Editors Note: This may seem like an ad for IKEA but for those of you interested in the field of design this post will give you an idea of the design concerns of one company. Aesthetics are only part of the picture. Issues of resourcing, global economies, and environmental impact are of equal concern.
Whenever I drive on the freeway, north out of Oakland, I pass a giant IKEA store with its instantly recognizable blue and yellow exterior.
I’ve spent hours inside this Emeryville IKEA wandering along their convoluted pre-determined shopping path on my way to the big warehouse and checkout area. Over the years I’ve come to own a fair number of their items – large and small and they are in nearly every room of my house.
So that brings me to the point of this blogpost… Lets take a quick look at IKEA and its design vision.
They were founded in 1943 in Sweden by Ingvar Kamprad (the “I K” of IKEA).
There are approximately 200,000 employees and over 390 stores located in 48 countries. In 2016 IKEA generated nearly $39 billion USD (34.2 billion Euro) in sales.
The company’s products are so ubiquitous in Europe it has been estimated that 1 out of every 10 people living there was conceived on a bed sold by IKEA.
IKEA is also the third largest consumer of lumber and wood byproducts in the world (behind Home Depot and Lowes but ahead of Walmart).
The overall esthetic of IKEA’s products is minimalist, inspired by Scandinavian Modern Design. Their items celebrate functionality and downplay embellishment. They have uncluttered lines, basic patterns and simple color/value combinations. The metal, wood, plastic or fabric used to make a typical IKEA product is never disguised, but rather featured as a main component of the design.
This sparse, straightforward look helps give the company’s products a universal appeal. With few exceptions, what they sell in China and Australia is the same as what they sell in France and the United States.
The clean functional look of IKEA furniture also helps individual pieces fit into a wide range of home decor styles. My house, for example, is furnished with an eclectic mix of antiques, collectibles, original artworks and purely functional objects my wife and I have acquired over the years. The clear acrylic chairs and the bold black and white rug we purchased from IKEA are perfect counterpoints to a large traditional dining room table we inherited.
Although the overall design of most IKEA products is consistently spare and functional the company works with in-house and freelance designers to keep their inventory fresh. They regularly produce a PS Collection of more adventurous items and this year they are collaborating with costume designer and fashion activist Bea Åkerlund (think Madonna, Katy Perry and Lady Gaga) to produce accent and display objects.

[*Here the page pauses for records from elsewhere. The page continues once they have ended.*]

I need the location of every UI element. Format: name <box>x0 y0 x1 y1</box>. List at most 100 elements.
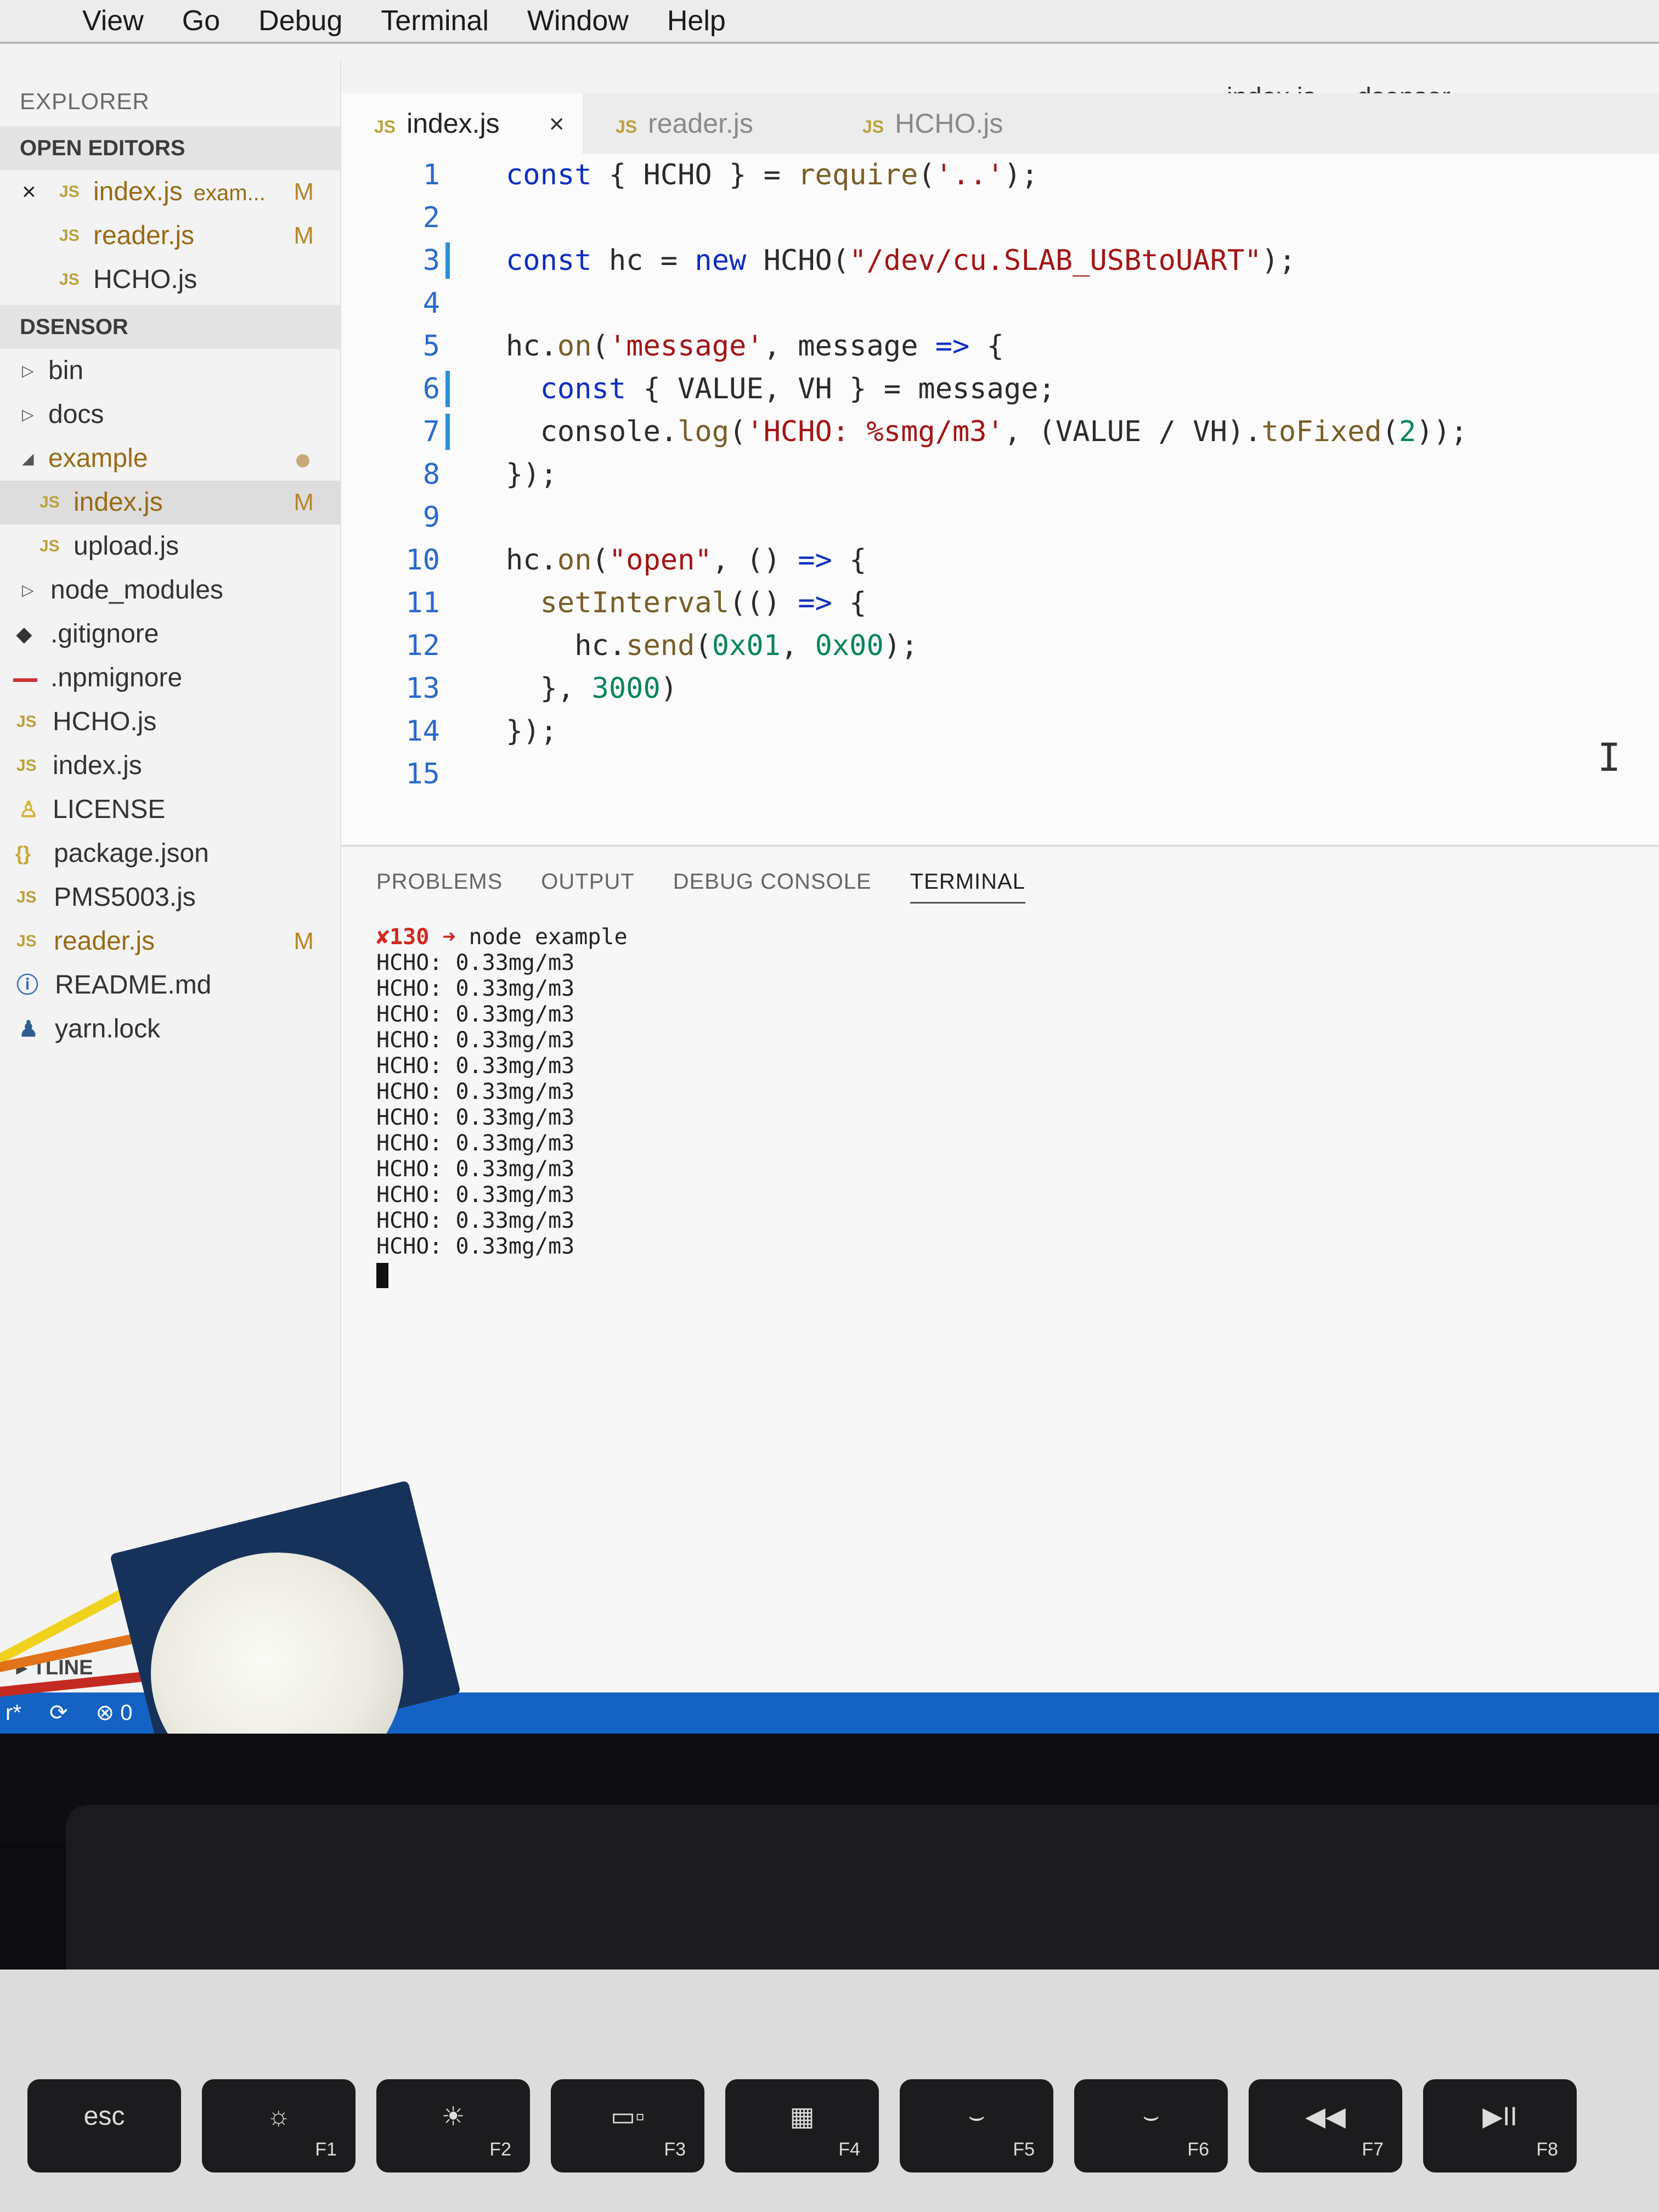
line-number: 12 <box>405 629 440 662</box>
function-key-f7[interactable]: ◀◀ F7 <box>1249 2079 1402 2172</box>
terminal-output-line: HCHO: 0.33mg/m3 <box>376 1002 575 1027</box>
git-change-marker <box>445 414 450 450</box>
terminal-output-line: HCHO: 0.33mg/m3 <box>376 1105 575 1130</box>
tree-file-package-json[interactable]: {} package.json <box>0 832 340 876</box>
terminal-output-line: HCHO: 0.33mg/m3 <box>376 1182 575 1207</box>
tab-output[interactable]: OUTPUT <box>541 870 634 904</box>
tab-problems[interactable]: PROBLEMS <box>376 870 503 904</box>
tree-folder-node-modules[interactable]: ▷ node_modules <box>0 568 340 612</box>
function-key-f2[interactable]: ☀ F2 <box>376 2079 530 2172</box>
npm-icon: ▬▬ <box>13 671 37 685</box>
tree-file-pms5003-js[interactable]: JS PMS5003.js <box>0 876 340 919</box>
key-label: ☼ <box>267 2102 291 2131</box>
tab-debug-console[interactable]: DEBUG CONSOLE <box>673 870 872 904</box>
key-fn-label: F6 <box>1187 2139 1209 2160</box>
menu-help[interactable]: Help <box>667 4 726 42</box>
js-file-icon: JS <box>16 932 37 950</box>
laptop-screen: View Go Debug Terminal Window Help index… <box>0 0 1659 1734</box>
tab-reader-js[interactable]: JS reader.js <box>616 93 753 154</box>
code-line: 4 <box>341 282 506 325</box>
tree-file-hcho-js[interactable]: JS HCHO.js <box>0 700 340 744</box>
tab-terminal[interactable]: TERMINAL <box>910 870 1025 904</box>
function-key-f3[interactable]: ▭▫ F3 <box>551 2079 704 2172</box>
modified-dot-icon <box>296 454 309 467</box>
function-key-row: esc ☼ F1 ☀ F2 ▭▫ F3 ▦ F4 ⌣ F5 ⌣ F6 ◀◀ F7 ▶II F8 <box>27 2079 1577 2172</box>
project-section[interactable]: DSENSOR <box>0 305 340 349</box>
terminal[interactable]: ✘130 ➜ node example HCHO: 0.33mg/m3 HCHO:… <box>376 924 628 1290</box>
tree-file-npmignore[interactable]: ▬▬ .npmignore <box>0 656 340 700</box>
open-editors-section[interactable]: OPEN EDITORS <box>0 126 340 170</box>
tree-file-upload-js[interactable]: JS upload.js <box>0 524 340 568</box>
close-icon[interactable]: × <box>549 110 565 139</box>
error-count[interactable]: ⊗ 0 <box>96 1701 155 1725</box>
js-file-icon: JS <box>40 493 60 511</box>
key-fn-label: F4 <box>838 2139 860 2160</box>
js-file-icon: JS <box>16 757 37 775</box>
tree-folder-bin[interactable]: ▷ bin <box>0 349 340 393</box>
code-line: 3 const hc = new HCHO("/dev/cu.SLAB_USBto… <box>341 239 1296 282</box>
modified-badge: M <box>294 178 314 205</box>
tree-folder-docs[interactable]: ▷ docs <box>0 393 340 437</box>
code-line: 6 const { VALUE, VH } = message; <box>341 368 1056 410</box>
code-line: 13 }, 3000) <box>341 667 678 710</box>
tab-hcho-js[interactable]: JS HCHO.js <box>862 93 1003 154</box>
code-line: 10 hc.on("open", () => { <box>341 539 866 582</box>
chevron-down-icon: ◢ <box>22 450 34 467</box>
open-editor-name: reader.js <box>93 221 195 250</box>
tab-label: HCHO.js <box>895 108 1003 139</box>
function-key-f6[interactable]: ⌣ F6 <box>1074 2079 1228 2172</box>
key-fn-label: F8 <box>1536 2139 1558 2160</box>
menu-view[interactable]: View <box>82 4 144 42</box>
tab-index-js[interactable]: JS index.js × <box>341 93 583 154</box>
code-editor[interactable]: 1 const { HCHO } = require('..'); 2 3 cons… <box>341 154 1659 847</box>
tree-item-label: package.json <box>54 839 209 868</box>
line-number: 6 <box>422 373 440 405</box>
js-file-icon: JS <box>862 117 884 137</box>
open-editor-reader-js[interactable]: JS reader.js M <box>0 214 340 258</box>
function-key-f1[interactable]: ☼ F1 <box>202 2079 356 2172</box>
tree-file-yarn-lock[interactable]: ♟ yarn.lock <box>0 1007 340 1051</box>
esc-key[interactable]: esc <box>27 2079 181 2172</box>
terminal-output-line: HCHO: 0.33mg/m3 <box>376 976 575 1001</box>
code-line: 11 setInterval(() => { <box>341 582 866 624</box>
line-number: 4 <box>422 287 440 320</box>
menu-go[interactable]: Go <box>182 4 220 42</box>
tree-file-license[interactable]: ♙ LICENSE <box>0 788 340 832</box>
tree-item-label: PMS5003.js <box>54 883 196 912</box>
tree-file-index-js[interactable]: JS index.js <box>0 744 340 788</box>
menu-window[interactable]: Window <box>527 4 629 42</box>
tree-item-label: upload.js <box>74 532 179 561</box>
menu-debug[interactable]: Debug <box>258 4 342 42</box>
terminal-output-line: HCHO: 0.33mg/m3 <box>376 1028 575 1053</box>
key-label: ▶II <box>1482 2102 1517 2131</box>
js-file-icon: JS <box>59 270 80 289</box>
branch-indicator[interactable]: r* <box>5 1701 21 1725</box>
code-line: 9 <box>341 496 506 539</box>
tree-item-label: bin <box>48 356 84 385</box>
tree-file-reader-js[interactable]: JS reader.js M <box>0 919 340 963</box>
chevron-right-icon: ▷ <box>22 582 34 599</box>
tree-folder-example[interactable]: ◢ example <box>0 437 340 481</box>
terminal-output-line: HCHO: 0.33mg/m3 <box>376 1234 575 1259</box>
tree-file-readme[interactable]: ⓘ README.md <box>0 963 340 1007</box>
line-number: 1 <box>422 159 440 191</box>
tree-file-example-index-js[interactable]: JS index.js M <box>0 481 340 524</box>
function-key-f5[interactable]: ⌣ F5 <box>900 2079 1053 2172</box>
tree-file-gitignore[interactable]: ◆ .gitignore <box>0 612 340 656</box>
tree-item-label: .gitignore <box>50 619 159 648</box>
key-label: ⌣ <box>1142 2102 1160 2131</box>
open-editor-hcho-js[interactable]: JS HCHO.js <box>0 258 340 302</box>
line-number: 14 <box>405 715 440 748</box>
open-editor-index-js[interactable]: × JS index.js exam... M <box>0 170 340 214</box>
menu-terminal[interactable]: Terminal <box>381 4 489 42</box>
function-key-f8[interactable]: ▶II F8 <box>1423 2079 1577 2172</box>
js-file-icon: JS <box>59 227 80 245</box>
line-number: 3 <box>422 244 440 277</box>
sync-icon[interactable]: ⟳ <box>49 1701 68 1725</box>
function-key-f4[interactable]: ▦ F4 <box>725 2079 879 2172</box>
close-icon[interactable]: × <box>22 170 36 214</box>
line-number: 11 <box>405 586 440 619</box>
key-label: esc <box>83 2102 125 2131</box>
line-number: 7 <box>422 415 440 448</box>
code-line: 14}); <box>341 710 557 753</box>
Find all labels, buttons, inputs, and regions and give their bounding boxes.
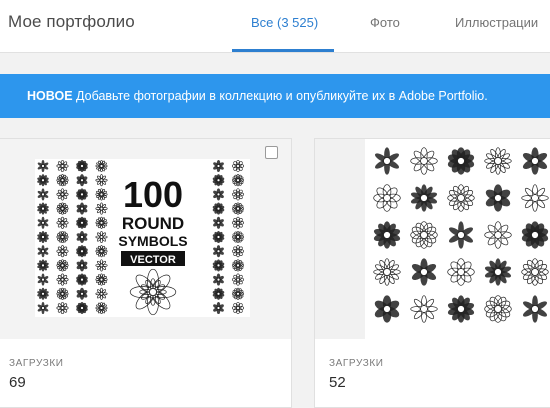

In order to keep their design and marketing efforts on track IKEA sends teams of researchers into the field to conduct home visits with customers. During their visits the team asks about a wide range of topics that might include how the customer interacts with their own home, what new products would make their daily life more productive or rewarding, and the customer’s impression of their last visit to an IKEA store.
In 2015 IKEA produced a report titled Life At Home. This document is based on a survey of over 8,000 people in eight cities around the world. It found – among many interesting insights – that morning is the most stressful part of the day for urbanites and that New Yorkers prefer to select their next day work clothes the night before. It also found that 52% of the people surveyed enjoyed cooking in the company of other people. The results of the survey have already influenced the development and design of new products.
This concern for how a product fits into the real world also influences the way IKEA approaches the sourcing of raw materials and their general emphasis on sustainability. For example, IKEA uses recycled PET plastics from disposable bottles to make quilts and pillows. They use bamboo when possible to create a hardwood alternative for furniture. They also design and sell water-saving kitchen faucets and energy-saving appliances. All of the lighting IKEA sells is LED that uses 85% less energy and lasts up to 20 years.
One part of IKEA design that gets a lot of attention is their flat packaging. It originated in the 1950s when an employee removed the legs from an end table in order to fit it into their car. Compacting the form of a piece of furniture for shipping and handling soon became a major goal.
Today when you buy a piece of IKEA furniture from their store it comes in a plain rectangular cardboard box. Inside the box is the unassembled piece of furniture and necessary hardware arranged in the most efficient way imaginable. The packaging is so efficient there is never a need for extra padding. It is a brick.
In addition to the furniture and hardware in the box there is an assembly instruction sheet that uses hieroglyphic style diagrams. Using the diagrams as a cryptic guide customers work their way through the assembly process and become active partners in creating their new piece of furniture.
The picture-only instruction sheet is one more concession to IKEA’s international marketing efforts and efficient use of resources. It is also the inspiration for many stand-up comedians and online commenters both positive and negative.
The emphasis on affordable, minimalist design influenced by customer input – what IKEA calls “democratic design” – combined with sustainability and efficient packaging/handling is a complex endeavor. I think IKEA does a spectacular job of orchestrating and managing all these design challenges.